Making abstract classes before I had more than one subclass in mind for them. It sounds trivial, but you end up making all sorts of assumptions about the behavior of "future" classes which may or may not ever be written, and these assumptions generally end up being wrong.

Nik Reiman
+2  A: 

The biggest mistakes I've ever made usually come from not using existing technology implementations that exist but rolling my own (because the existing solution isn't well publicised, etc). So yeah, reimplementing a subset of HTTP when I could have used HTTPClient when developing a RESTful service (back when I didn't know what REST stood for).

JeeBee
+2  A: 

I had a week time for implementing a Proof of Concept for a Integration Gateway from one System to another.

I started by programming a CommandExecutionService which execute several complex Commands in pararell through a ThreadExecutionService.

Then I made some sample commands, like wait 10 seconds, or print a random number.

And today I realised: The integration is as simple as parsing a result set and send some messages to a queue and get some messages from a queue and making an sql update out of it.
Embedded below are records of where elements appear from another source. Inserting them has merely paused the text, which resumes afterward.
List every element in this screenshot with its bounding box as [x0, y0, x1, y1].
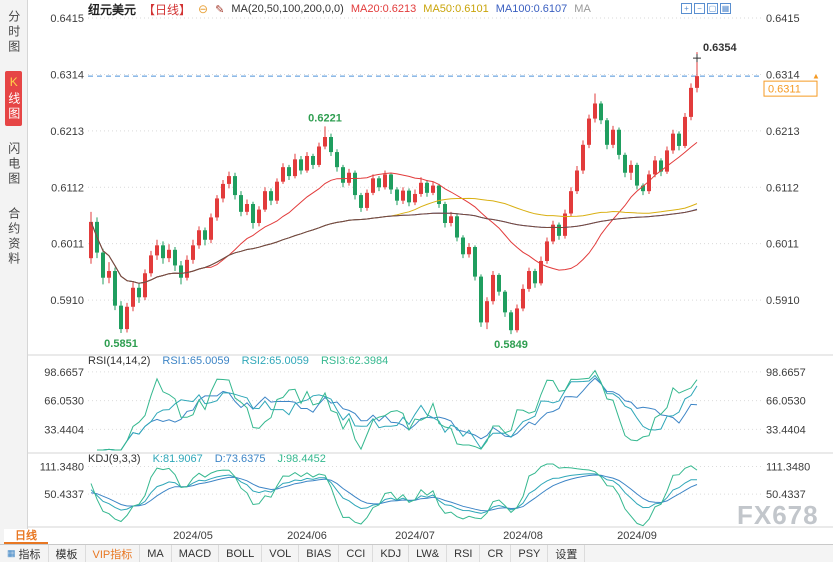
bottom-toolbar: ▦ 指标 模板 VIP指标 MA MACD BOLL VOL BIAS CCI KDJ LW& RSI C… — [0, 544, 833, 562]
ma50-value: MA50:0.6101 — [423, 3, 489, 15]
collapse-icon[interactable]: ⊖ — [198, 2, 209, 16]
svg-text:0.5849: 0.5849 — [494, 339, 528, 351]
svg-text:0.6311: 0.6311 — [768, 84, 801, 96]
rsi3-value: RSI3:62.3984 — [320, 355, 389, 367]
svg-text:98.6657: 98.6657 — [44, 367, 84, 379]
svg-text:111.3480: 111.3480 — [766, 462, 810, 474]
zoom-out-icon[interactable]: − — [694, 3, 705, 14]
svg-text:0.5910: 0.5910 — [50, 295, 84, 307]
toolbar-button-12[interactable]: CR — [480, 545, 512, 562]
svg-text:111.3480: 111.3480 — [40, 462, 84, 474]
svg-text:0.6221: 0.6221 — [308, 112, 342, 124]
layout-icon[interactable]: ▦ — [720, 3, 731, 14]
svg-text:2024/09: 2024/09 — [617, 530, 657, 542]
zoom-in-icon[interactable]: + — [681, 3, 692, 14]
toolbar-button-13[interactable]: PSY — [511, 545, 549, 562]
toolbar-button-3[interactable]: MA — [140, 545, 172, 562]
toolbar-button-8[interactable]: CCI — [339, 545, 374, 562]
sidebar-item-lightning-chart[interactable]: 闪电图 — [6, 142, 21, 187]
kdj-k-value: K:81.9067 — [152, 453, 203, 465]
svg-text:0.5851: 0.5851 — [104, 338, 138, 350]
toolbar-button-7[interactable]: BIAS — [299, 545, 340, 562]
toolbar-button-4[interactable]: MACD — [172, 545, 220, 562]
ma100-value: MA100:0.6107 — [495, 3, 568, 15]
svg-text:▲: ▲ — [812, 71, 820, 80]
svg-text:2024/05: 2024/05 — [173, 530, 213, 542]
svg-text:33.4404: 33.4404 — [44, 424, 84, 436]
svg-text:0.6415: 0.6415 — [766, 13, 800, 25]
watermark: FX678 — [737, 500, 819, 530]
svg-text:66.0530: 66.0530 — [766, 396, 806, 408]
toolbar-button-10[interactable]: LW& — [409, 545, 448, 562]
svg-text:0.6314: 0.6314 — [766, 69, 800, 81]
symbol-name: 纽元美元 — [88, 2, 137, 17]
ma200-value: MA — [574, 3, 591, 15]
toolbar-button-5[interactable]: BOLL — [219, 545, 263, 562]
kdj-d-value: D:73.6375 — [214, 453, 266, 465]
svg-text:0.6314: 0.6314 — [50, 69, 84, 81]
expand-icon[interactable]: ▢ — [707, 3, 718, 14]
toolbar-button-9[interactable]: KDJ — [373, 545, 410, 562]
svg-text:2024/07: 2024/07 — [395, 530, 435, 542]
toolbar-button-0[interactable]: ▦ 指标 — [0, 545, 49, 562]
chart-tool-icons: + − ▢ ▦ — [681, 3, 731, 14]
sidebar-item-contract-info[interactable]: 合约资料 — [6, 207, 21, 267]
svg-text:50.4337: 50.4337 — [44, 489, 84, 501]
svg-text:66.0530: 66.0530 — [44, 396, 84, 408]
toolbar-button-14[interactable]: 设置 — [548, 545, 586, 562]
ma-settings-label: MA(20,50,100,200,0,0) — [231, 3, 344, 15]
chart-header: 纽元美元 【日线】 ⊖ ✎ MA(20,50,100,200,0,0) MA20… — [88, 2, 591, 17]
svg-text:2024/08: 2024/08 — [503, 530, 543, 542]
edit-icon[interactable]: ✎ — [215, 3, 225, 16]
svg-text:0.6213: 0.6213 — [50, 126, 84, 138]
indicator-grid-icon: ▦ — [7, 548, 16, 558]
toolbar-button-2[interactable]: VIP指标 — [86, 545, 141, 562]
svg-text:0.6213: 0.6213 — [766, 126, 800, 138]
svg-text:0.6011: 0.6011 — [51, 239, 84, 251]
ma20-value: MA20:0.6213 — [350, 3, 417, 15]
kdj-title: KDJ(9,3,3) — [88, 453, 141, 465]
svg-text:0.6011: 0.6011 — [766, 239, 799, 251]
toolbar-button-6[interactable]: VOL — [262, 545, 300, 562]
toolbar-button-1[interactable]: 模板 — [49, 545, 86, 562]
svg-text:0.6112: 0.6112 — [766, 182, 799, 194]
period-tab-daily[interactable]: 日线 — [4, 529, 48, 544]
sidebar: 分时图 K线图闪电图合约资料 — [0, 0, 28, 544]
rsi-title: RSI(14,14,2) — [88, 355, 151, 367]
kdj-j-value: J:98.4452 — [277, 453, 326, 465]
rsi2-value: RSI2:65.0059 — [241, 355, 309, 367]
toolbar-button-11[interactable]: RSI — [447, 545, 481, 562]
svg-text:33.4404: 33.4404 — [766, 424, 806, 436]
svg-text:0.6415: 0.6415 — [50, 13, 84, 25]
svg-text:98.6657: 98.6657 — [766, 367, 806, 379]
sidebar-item-candle-chart[interactable]: K线图 — [5, 71, 22, 126]
svg-text:50.4337: 50.4337 — [766, 489, 806, 501]
svg-text:0.6354: 0.6354 — [703, 42, 738, 54]
svg-text:0.5910: 0.5910 — [766, 295, 800, 307]
period-label: 【日线】 — [143, 2, 192, 17]
kdj-header: KDJ(9,3,3) K:81.9067 D:73.6375 J:98.4452 — [88, 453, 326, 465]
sidebar-item-minute-chart[interactable]: 分时图 — [6, 10, 21, 55]
svg-text:2024/06: 2024/06 — [287, 530, 327, 542]
svg-text:0.6112: 0.6112 — [51, 182, 84, 194]
rsi1-value: RSI1:65.0059 — [162, 355, 230, 367]
rsi-header: RSI(14,14,2) RSI1:65.0059 RSI2:65.0059 R… — [88, 355, 388, 367]
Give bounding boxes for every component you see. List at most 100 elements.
And it gets deployed in an WAS anyway.

So I'm sitting now here with around 30 classes full of code, to make something could be done in 200 lines...

Next time I hack it in Perl.

Andre Bossard
+4  A: 

More of an over-troubleshooting than an over-design, but when I was a kid, Dad and I spent several weeks building what was, to me, a fairly complex and sophisticated model train layout. We planned to make an "event" of the train's maiden voyage. When everything was finally "just so," we plugged in the transformer, pushed the throttle forward, and were embarrassed to watch the train go backwards.

We were about to grab the tools and start rewiring when Mom suggested, "Why don't you just turn the train around."

Sheesh.


Edit: I expect, years later, that my children will solve the same problem by flipping the sign bit.

Adam Liss
+1  A: 

Building in the COM-based VBScript engine and thinking end-users would actually use it.

kenny
+7  A: 

I used PHP once.

FlySwat
+1  A: 

I was making a batch script in windows to defrag my HD and shutoff, so at the end of each day I could just click the icon and it would do everything for me.

unfortunitly, it was 3 in the morning and I got the 'defrag' and 'format' commands confused.

Yeah, that wasn't very fun waking up to 'Operating system not found' on the screen.

not really overdesign but too funny to not upvote. I remember using the deltree on c:\ when i meant to be in c:\temp...d'oh!